I'm a big fan of "Avatar: The Last Airbender." Because of that, I was surprisingly reluctant to watch this four-years-on sequel - what if it wasn't as good? But finding it on Netflix during the pandemic was enough of a push that I starting watching it. (Although it should be noted Netflix have only two of the four seasons. This isn't as bad as it sounds, as each season is a complete storyline - a feature I appreciate.)

This series started airing in 2012, four years after the previous series ended - but it's set 70 years after the events of the previous series. And they seem to have gone with the same target audience: kids who were 11 for the original and would now be 15, and ready for more morally complex story lines. They've also changed the society shown in the series a lot: they were pre-technological (except for the evil Fire Nation, who had some "technology"), but their world now has the technological equivalent of our Earth around 1930. A couple forms of bending considered extreme in the previous series (lightning and metal bending) are now relatively commonplace - and bending has become a common part of society, another form of work.

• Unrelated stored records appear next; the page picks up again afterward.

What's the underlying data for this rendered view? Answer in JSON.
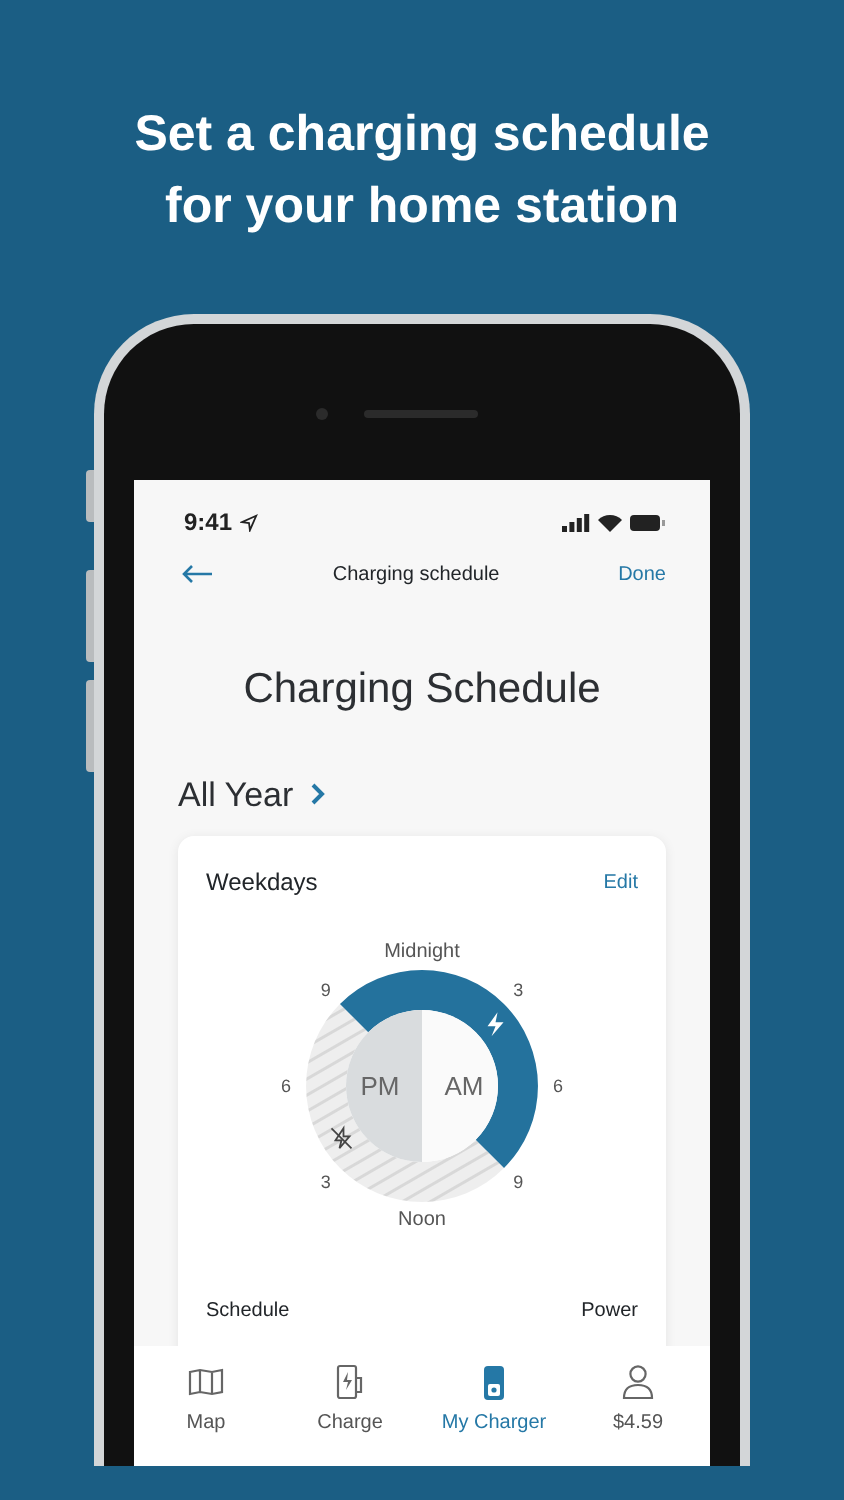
{
  "headline": [
    "Set a charging schedule",
    "for your home station"
  ],
  "status_bar": {
    "time": "9:41"
  },
  "nav": {
    "title": "Charging schedule",
    "action": "Done"
  },
  "heading": "Charging Schedule",
  "period": "All Year",
  "card": {
    "title": "Weekdays",
    "action": "Edit",
    "clock": {
      "top": "Midnight",
      "bottom": "Noon",
      "left_center": "PM",
      "right_center": "AM",
      "hours": [
        "3",
        "6",
        "9",
        "3",
        "6",
        "9"
      ]
    },
    "columns": [
      "Schedule",
      "Power"
    ]
  },
  "tabs": [
    {
      "label": "Map",
      "kind": "map",
      "selected": false
    },
    {
      "label": "Charge",
      "kind": "charge",
      "selected": false
    },
    {
      "label": "My Charger",
      "kind": "charger",
      "selected": true
    },
    {
      "label": "$4.59",
      "kind": "account",
      "selected": false
    }
  ]
}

It's a big change, and a well thought-out one.

On top of this they heap politics, more of the hatred we occasionally saw in the previous series, extremism, and terrorism. And personal relationships are shown as being more complicated: one man is shown as being torn between two women. These things are handled slightly reductively, this being a teens show, but once again the series doesn't talk down to its viewers. It just puts this stuff out there, and says "life is complicated: you do the best you can."

I'm conflicted about how to describe this series. "Korra" couldn't exist without the original "Avatar." "Korra" is more complex, with less obviously child-simplified plots. It's really interesting and really good. But at the same time, one of the great virtues of the original series was its relative simplicity. In the end, its a brilliant addition to an already extensive mythology.